TEMPO.CO, Jakarta - Pencarian jenazah dan puing pesawat AirAsia QZ8501 masih terus berjalan, meski terkadang dihadang cuaca buruk. Kapal, pesawat, dan helikopter dikerahkan untuk menemukan korban bencana. Sebagian besar penumpang masih dinyatakan hilang dan tim pencari masih mencari badan besar pesawat. (Baca: Tony Fernandes Tunaikan Janji ke Pramugari Air Asia)
Pencarian terkonsentrasi di zona yang yang meliputi 1.575 mil laut atau sekitar 5.400 kilometer persegi. Lokasi ini dipercaya sebagai daerah yang paling mungkin di mana puing pesawat berada. (Baca: Rute Air Asia Surabaya ke Singapura Dibekukan)
Pada Jumat, 2 Januari 2015, gelombang di Laut Jawa setinggi 4 meter dan menyulitkan penyelam untuk melakukan pencarian di bawah laut. "Cuaca adalah hambatan terbesar," kata Kepala Polda Kalimantan Tengah, Brigadir Jenderal Bambang Hermanu. (Baca: Jenazah Korban Air Asia Ini Tak Disambut Kerabat)

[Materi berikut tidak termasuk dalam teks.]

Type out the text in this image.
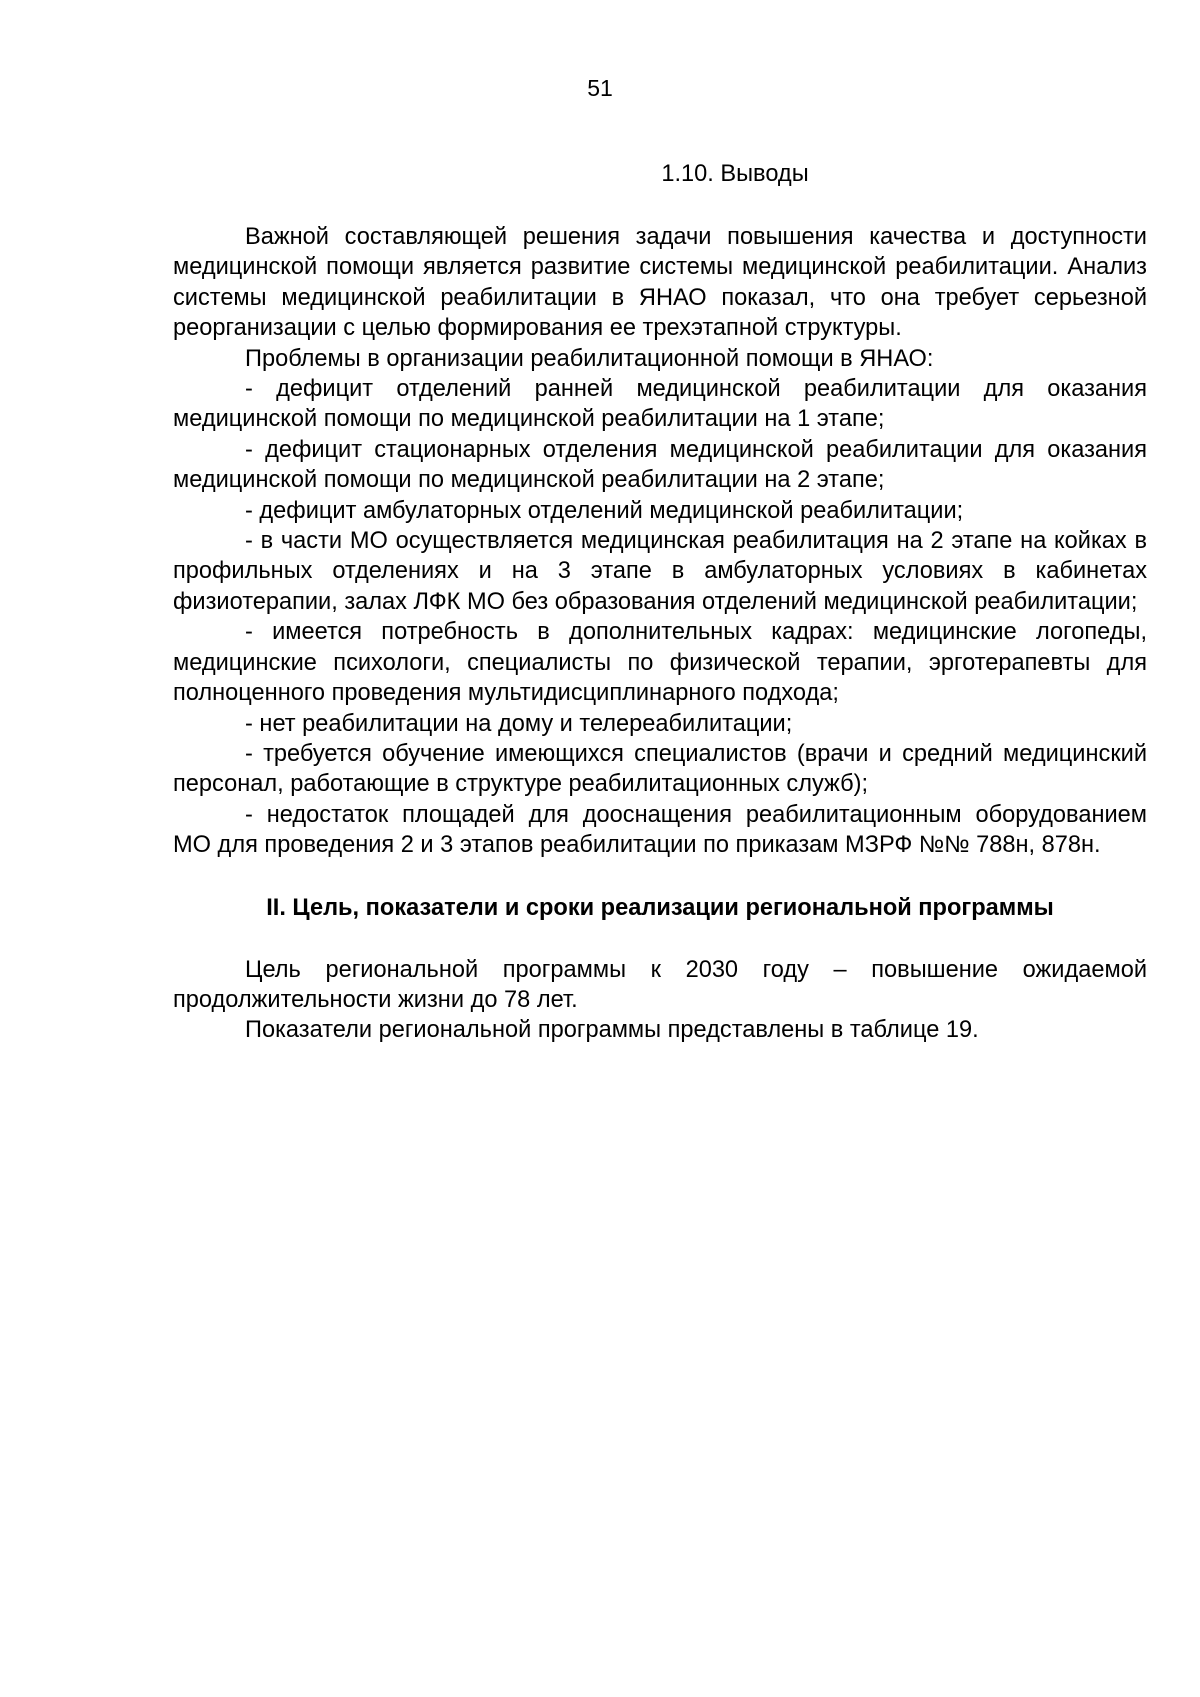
51
1.10. Выводы

Важной составляющей решения задачи повышения качества и доступности медицинской помощи является развитие системы медицинской реабилитации. Анализ системы медицинской реабилитации в ЯНАО показал, что она требует серьезной реорганизации с целью формирования ее трехэтапной структуры.

Проблемы в организации реабилитационной помощи в ЯНАО:

- дефицит отделений ранней медицинской реабилитации для оказания медицинской помощи по медицинской реабилитации на 1 этапе;

- дефицит стационарных отделения медицинской реабилитации для оказания медицинской помощи по медицинской реабилитации на 2 этапе;

- дефицит амбулаторных отделений медицинской реабилитации;

- в части МО осуществляется медицинская реабилитация на 2 этапе на койках в профильных отделениях и на 3 этапе в амбулаторных условиях в кабинетах физиотерапии, залах ЛФК МО без образования отделений медицинской реабилитации;

- имеется потребность в дополнительных кадрах: медицинские логопеды, медицинские психологи, специалисты по физической терапии, эрготерапевты для полноценного проведения мультидисциплинарного подхода;

- нет реабилитации на дому и телереабилитации;

- требуется обучение имеющихся специалистов (врачи и средний медицинский персонал, работающие в структуре реабилитационных служб);

- недостаток площадей для дооснащения реабилитационным оборудованием МО для проведения 2 и 3 этапов реабилитации по приказам МЗРФ №№ 788н, 878н.

II. Цель, показатели и сроки реализации региональной программы

Цель региональной программы к 2030 году – повышение ожидаемой продолжительности жизни до 78 лет.

Показатели региональной программы представлены в таблице 19.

Berikut tiga fakta dan tanda tanya seputar kecelakaan AirAsia QZ8501.
Penerbangan
Fakta:
Pesawat AirAsia QZ8501 berangkat pada Minggu pagi, 28 Desember 2014, dari Surabaya menuju Singapura. Kira-kira 35 menit setelah penerbangan, pilot meminta izin kepada stasiun kontrol lalu lintas udara untuk belok kiri dan naik lebih tinggi untuk menghindari cuaca buruk. Beberapa menit kemudian, pesawat menghilang dari radar kontrol lalu lintas udara.
Tanda tanya:
Apa yang terjadi di pesawat setelah hilang kontak?

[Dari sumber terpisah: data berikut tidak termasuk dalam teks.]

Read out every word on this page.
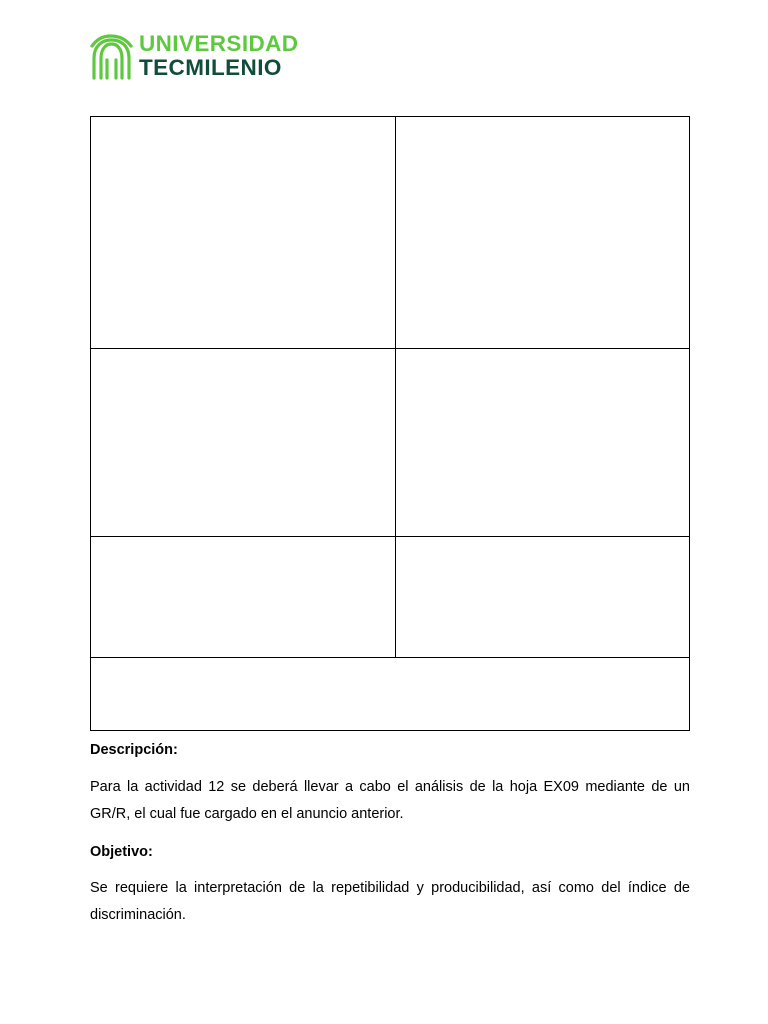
UNIVERSIDAD
TECMILENIO
Descripción:
Para la actividad 12 se deberá llevar a cabo el análisis de la hoja EX09 mediante de un GR/R, el cual fue cargado en el anuncio anterior.
Objetivo:
Se requiere la interpretación de la repetibilidad y producibilidad, así como del índice de discriminación.
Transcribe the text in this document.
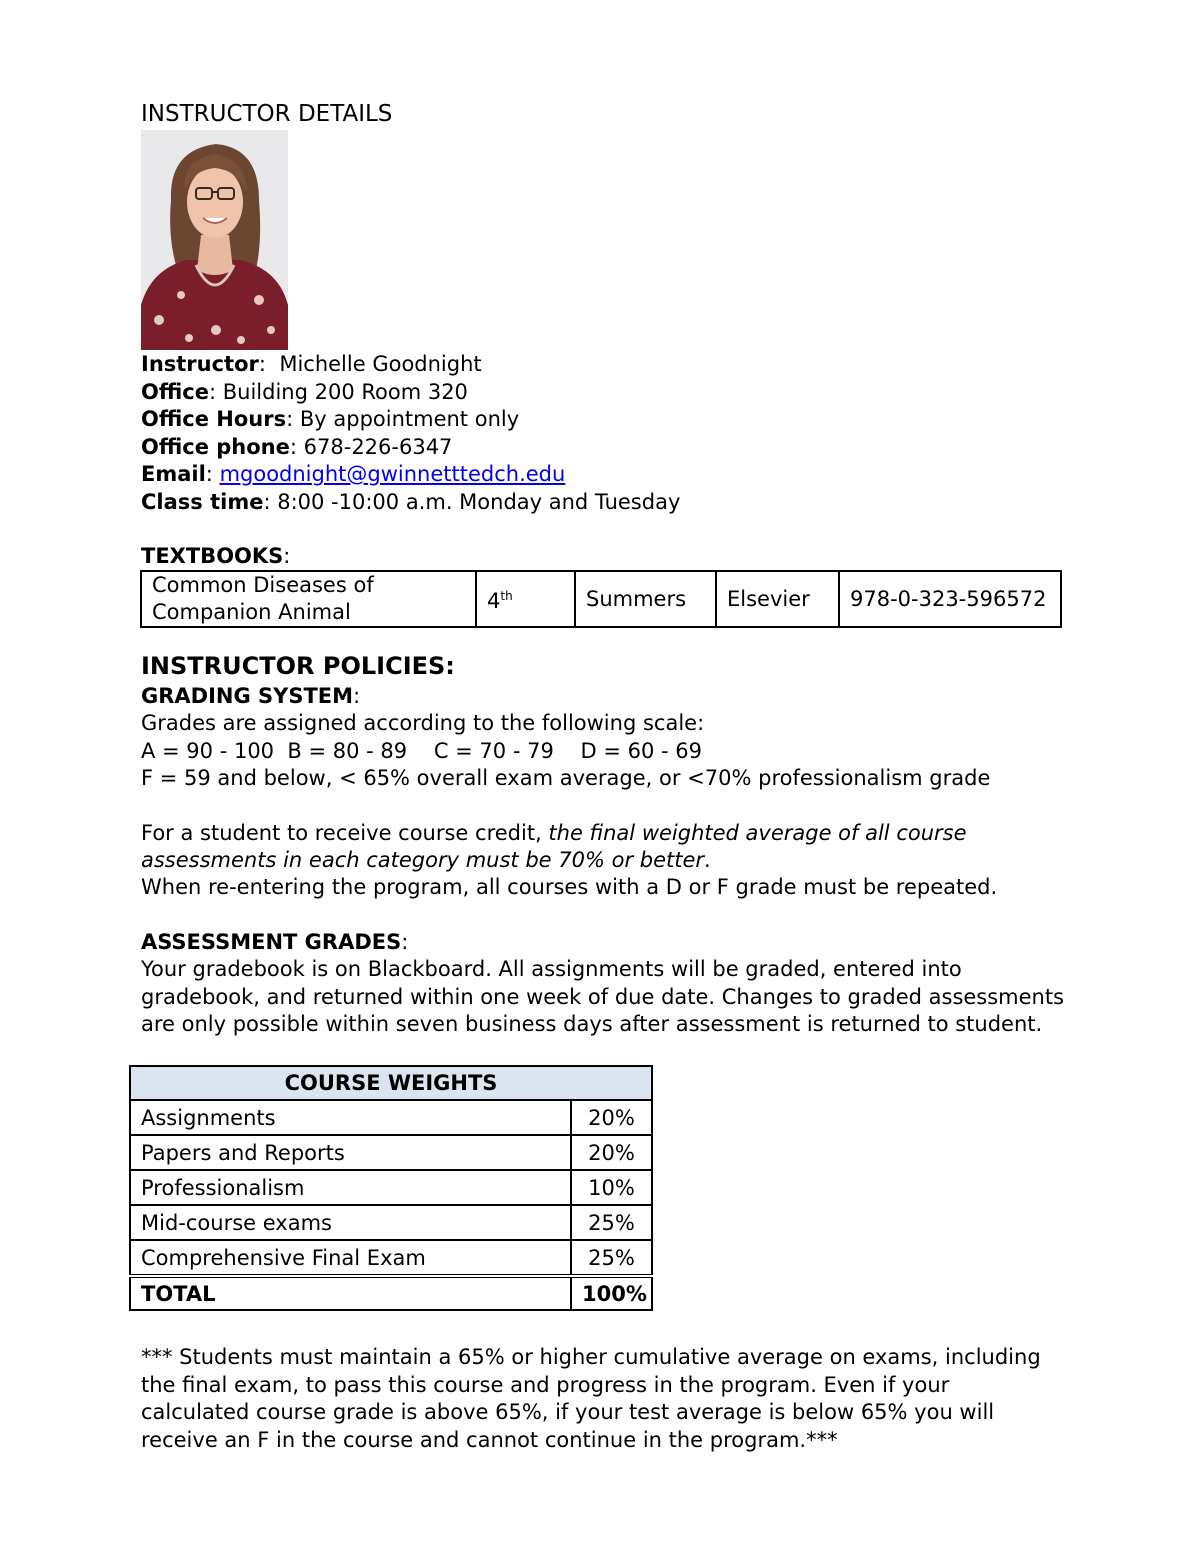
INSTRUCTOR DETAILS
Instructor:  Michelle Goodnight
Office: Building 200 Room 320
Office Hours: By appointment only
Office phone: 678-226-6347
Email: mgoodnight@gwinnetttedch.edu
Class time: 8:00 -10:00 a.m. Monday and Tuesday
TEXTBOOKS:
Common Diseases of Companion Animal	4th	Summers	Elsevier	978-0-323-596572
INSTRUCTOR POLICIES:
GRADING SYSTEM:
Grades are assigned according to the following scale:
A = 90 - 100  B = 80 - 89    C = 70 - 79    D = 60 - 69
F = 59 and below, < 65% overall exam average, or <70% professionalism grade
For a student to receive course credit, the final weighted average of all course
assessments in each category must be 70% or better.
When re-entering the program, all courses with a D or F grade must be repeated.
ASSESSMENT GRADES:
Your gradebook is on Blackboard. All assignments will be graded, entered into
gradebook, and returned within one week of due date. Changes to graded assessments
are only possible within seven business days after assessment is returned to student.
COURSE WEIGHTS	
Assignments	20%
Papers and Reports	20%
Professionalism	10%
Mid-course exams	25%
Comprehensive Final Exam	25%
TOTAL	100%
*** Students must maintain a 65% or higher cumulative average on exams, including
the final exam, to pass this course and progress in the program. Even if your
calculated course grade is above 65%, if your test average is below 65% you will
receive an F in the course and cannot continue in the program.***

Beberapa ahli berspekulasi bahwa pesawat AirAsia QZ8501 mungkin telah mengalami guncangan aerodinamis karena kurangnya kecepatan atau terbang dengan sudut tajam untuk mendapatkan tekanan lebih. Analis juga menduga pilot mungkin belum mendapatkan informasi dari sistem onboard tentang posisi pesawat. Badai yang menyebabkan hujan dan hujan es bisa merusak mesin.
Sampai reruntuhan utama pesawat ditemukan, termasuk kotak hitam, ahli memiliki sedikit bukti untuk mendukung teori mereka.